A iniciativa é um roteiro com ações claras e mensuráveis: os governos devem institucionalizar o orçamento sensível ao gênero em todos os ministérios; o setor privado deve aumentar o investimento sensível ao gênero; as instituições financeiras internacionais e os bancos de desenvolvimento devem integrar a igualdade de gênero em todas as suas operações; e as organizações da sociedade civil devem fortalecer os mecanismos de responsabilização para monitorar os gastos sensíveis ao gênero.
“Ao priorizar o financiamento para a igualdade de gênero, podemos corrigir injustiças históricas, liberar o potencial de metade da população mundial e acelerar o progresso em direção aos Objetivos de Desenvolvimento. O custo da inação é catastrófico”, insistiu Gumbonzvanda.

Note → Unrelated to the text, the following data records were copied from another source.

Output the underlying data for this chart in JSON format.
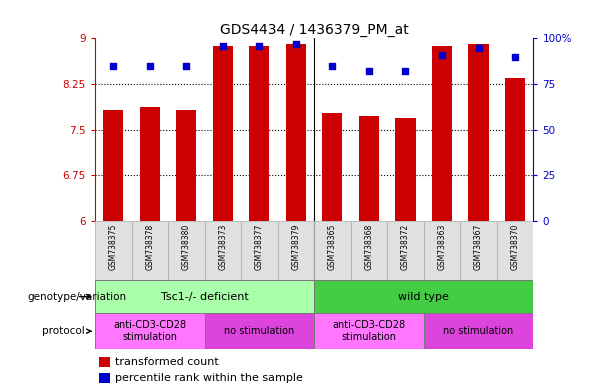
{
  "title": "GDS4434 / 1436379_PM_at",
  "samples": [
    "GSM738375",
    "GSM738378",
    "GSM738380",
    "GSM738373",
    "GSM738377",
    "GSM738379",
    "GSM738365",
    "GSM738368",
    "GSM738372",
    "GSM738363",
    "GSM738367",
    "GSM738370"
  ],
  "bar_values": [
    7.82,
    7.87,
    7.83,
    8.88,
    8.87,
    8.9,
    7.78,
    7.73,
    7.69,
    8.87,
    8.9,
    8.35
  ],
  "percentile_values": [
    85,
    85,
    85,
    96,
    96,
    97,
    85,
    82,
    82,
    91,
    95,
    90
  ],
  "ymin": 6,
  "ymax": 9,
  "yticks_left": [
    6,
    6.75,
    7.5,
    8.25,
    9
  ],
  "yticks_right": [
    0,
    25,
    50,
    75,
    100
  ],
  "bar_color": "#cc0000",
  "dot_color": "#0000cc",
  "bar_width": 0.55,
  "bg_color": "#ffffff",
  "cell_bg": "#e0e0e0",
  "cell_border": "#aaaaaa",
  "genotype_groups": [
    {
      "label": "Tsc1-/- deficient",
      "start": 0,
      "end": 6,
      "color": "#aaffaa"
    },
    {
      "label": "wild type",
      "start": 6,
      "end": 12,
      "color": "#44cc44"
    }
  ],
  "protocol_groups": [
    {
      "label": "anti-CD3-CD28\nstimulation",
      "start": 0,
      "end": 3,
      "color": "#ff77ff"
    },
    {
      "label": "no stimulation",
      "start": 3,
      "end": 6,
      "color": "#dd44dd"
    },
    {
      "label": "anti-CD3-CD28\nstimulation",
      "start": 6,
      "end": 9,
      "color": "#ff77ff"
    },
    {
      "label": "no stimulation",
      "start": 9,
      "end": 12,
      "color": "#dd44dd"
    }
  ],
  "legend_red": "transformed count",
  "legend_blue": "percentile rank within the sample",
  "xlabel_genotype": "genotype/variation",
  "xlabel_protocol": "protocol",
  "tick_color_left": "#cc0000",
  "tick_color_right": "#0000cc"
}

Cuidados pagosEstima-se que 10% da ajuda oficial ao desenvolvimento beneficie diretamente as mulheres. Investir nelas, além de um ato de justiça, é inteligente e gera benefícios. Um exemplo claro é a prestação de cuidados. "Cada dólar investido em infraestrutura de assistência cria mais e melhores empregos, ao mesmo tempo que aumenta a participação das mulheres na força de trabalho", enfatizou a chefe da ONU Mulheres. Isso é especialmente verdadeiro em um momento em que o volume de cooperação deverá diminuir devido aos cortes dos Estados Unidos e de países europeus.

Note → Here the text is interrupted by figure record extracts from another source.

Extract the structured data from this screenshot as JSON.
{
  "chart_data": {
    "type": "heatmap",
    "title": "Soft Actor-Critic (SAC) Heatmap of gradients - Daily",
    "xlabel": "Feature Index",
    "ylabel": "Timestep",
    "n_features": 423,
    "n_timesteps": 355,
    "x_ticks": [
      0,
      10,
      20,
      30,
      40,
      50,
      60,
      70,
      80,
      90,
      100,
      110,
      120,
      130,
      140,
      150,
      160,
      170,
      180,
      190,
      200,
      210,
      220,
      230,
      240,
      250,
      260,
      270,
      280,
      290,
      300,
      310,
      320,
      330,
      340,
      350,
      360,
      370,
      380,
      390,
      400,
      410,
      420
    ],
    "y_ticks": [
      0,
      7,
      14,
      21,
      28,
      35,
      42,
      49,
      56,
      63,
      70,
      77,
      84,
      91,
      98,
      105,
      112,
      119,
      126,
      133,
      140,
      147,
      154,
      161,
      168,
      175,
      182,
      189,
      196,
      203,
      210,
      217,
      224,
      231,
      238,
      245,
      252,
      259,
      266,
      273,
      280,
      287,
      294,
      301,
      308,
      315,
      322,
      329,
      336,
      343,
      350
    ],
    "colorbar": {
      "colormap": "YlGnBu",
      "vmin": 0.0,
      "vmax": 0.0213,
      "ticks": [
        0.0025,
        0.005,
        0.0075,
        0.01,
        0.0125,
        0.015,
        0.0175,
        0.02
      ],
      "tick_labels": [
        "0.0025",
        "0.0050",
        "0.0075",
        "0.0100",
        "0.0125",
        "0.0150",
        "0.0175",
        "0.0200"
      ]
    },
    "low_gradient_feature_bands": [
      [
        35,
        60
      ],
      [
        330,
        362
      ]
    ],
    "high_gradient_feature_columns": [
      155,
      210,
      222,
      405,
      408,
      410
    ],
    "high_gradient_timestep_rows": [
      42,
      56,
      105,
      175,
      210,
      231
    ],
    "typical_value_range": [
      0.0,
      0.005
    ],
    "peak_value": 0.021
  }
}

Arlene Tickner, embaixadora da Colômbia para questões de gênero e política externa feminista, lembrou, por exemplo, que seu país dependia fortemente da USAID, e o desmantelamento da agência americana de ajuda humanitária teve repercussões para as associações de mulheres que trabalham com comunidades vulneráveis. "Muitas tiveram que demitir funcionários e não podem continuar treinando mulheres em áreas-chave para a construção da paz na Colômbia", disse ela.

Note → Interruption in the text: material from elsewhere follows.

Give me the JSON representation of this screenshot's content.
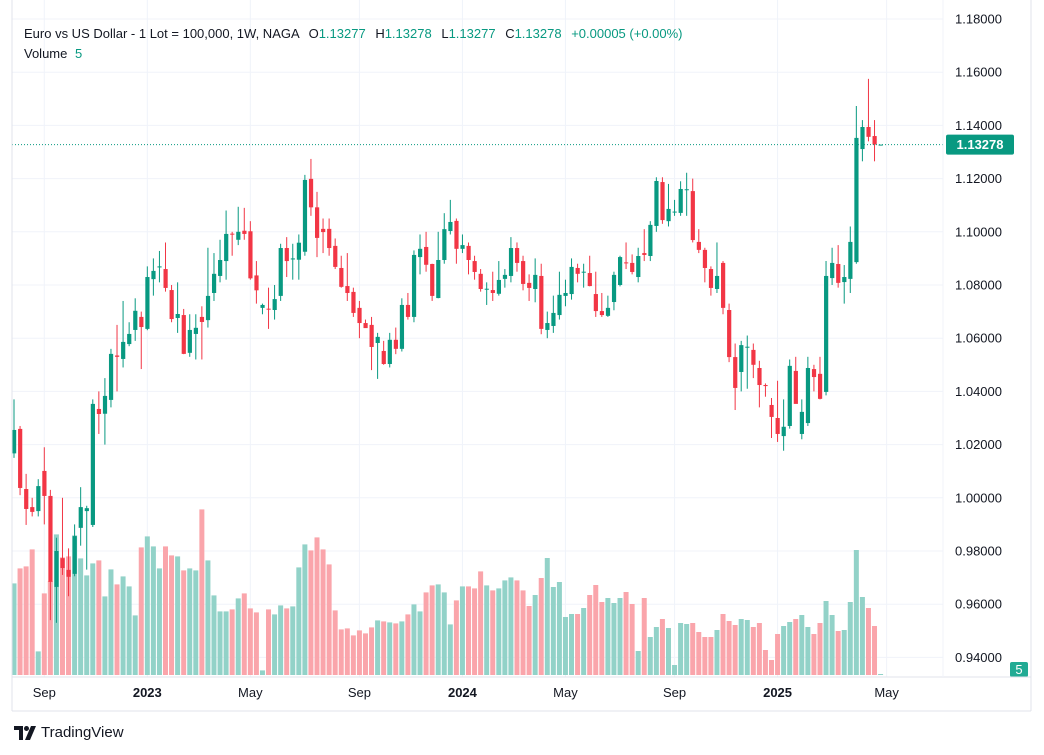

Vá a um país africano e diga que as mulheres devem ser pagas porque cuidam da família. Vão te olhar como se você fosse louca. A sociedade é assim. Por que o Estado investiria para aliviar as mulheres desse fardo?
Aminata Touré, ex-primeira-ministra do Senegal
Cristina Gallach, jornalista espanhola e ex-secretária de Estado que também ocupou altos cargos na UE, na OTAN e nas Nações Unidas, enfatiza que outra questão urgente após Sevilha é o financiamento climático. "O impacto desproporcional das mudanças climáticas sobre as mulheres é brutal. Por exemplo, 60% dos desastres climáticos na América Latina afetam diretamente as mulheres", lembra Gallach, que também faz parte do GWL Voices.
"Precisamos de um novo sistema de financiamento climático que incorpore considerações de gênero em todas as decisões sobre como e onde o financiamento é alocado, monitorado e entregue. Este é o caminho para a justiça climática e de gênero", defendeu a economista Natalia Flores Garrido em uma das reuniões em Sevilha.
Outra das questões mais debatidas em Sevilha foi o trabalho de cuidado não remunerado. Um relatório da ONG Oxfam estima que três quartos desse trabalho de cuidado recaem sobre mulheres e, se essas horas fossem pagas, impulsionariam a economia em mais de € 10 bilhões por ano.
“Venha para um país africano e diga que as mulheres devem ser pagas para cuidar da família. Eles vão olhar para você como se você fosse louca. A sociedade é assim. Por que o Estado investiria para libertar as mulheres desse fardo?”, questionou Touré. Ele concluiu: “Estamos nadando contra a maré. Precisamos de homens progressistas ao nosso lado para apoiar esse tipo de política e, acima de tudo, para garantir que os benefícios, se vierem, sejam concedidos às mulheres. Porque sabe o que é mais precioso para uma mulher? Tempo. E profissionalizar o atendimento pode fazer uma enorme diferença.”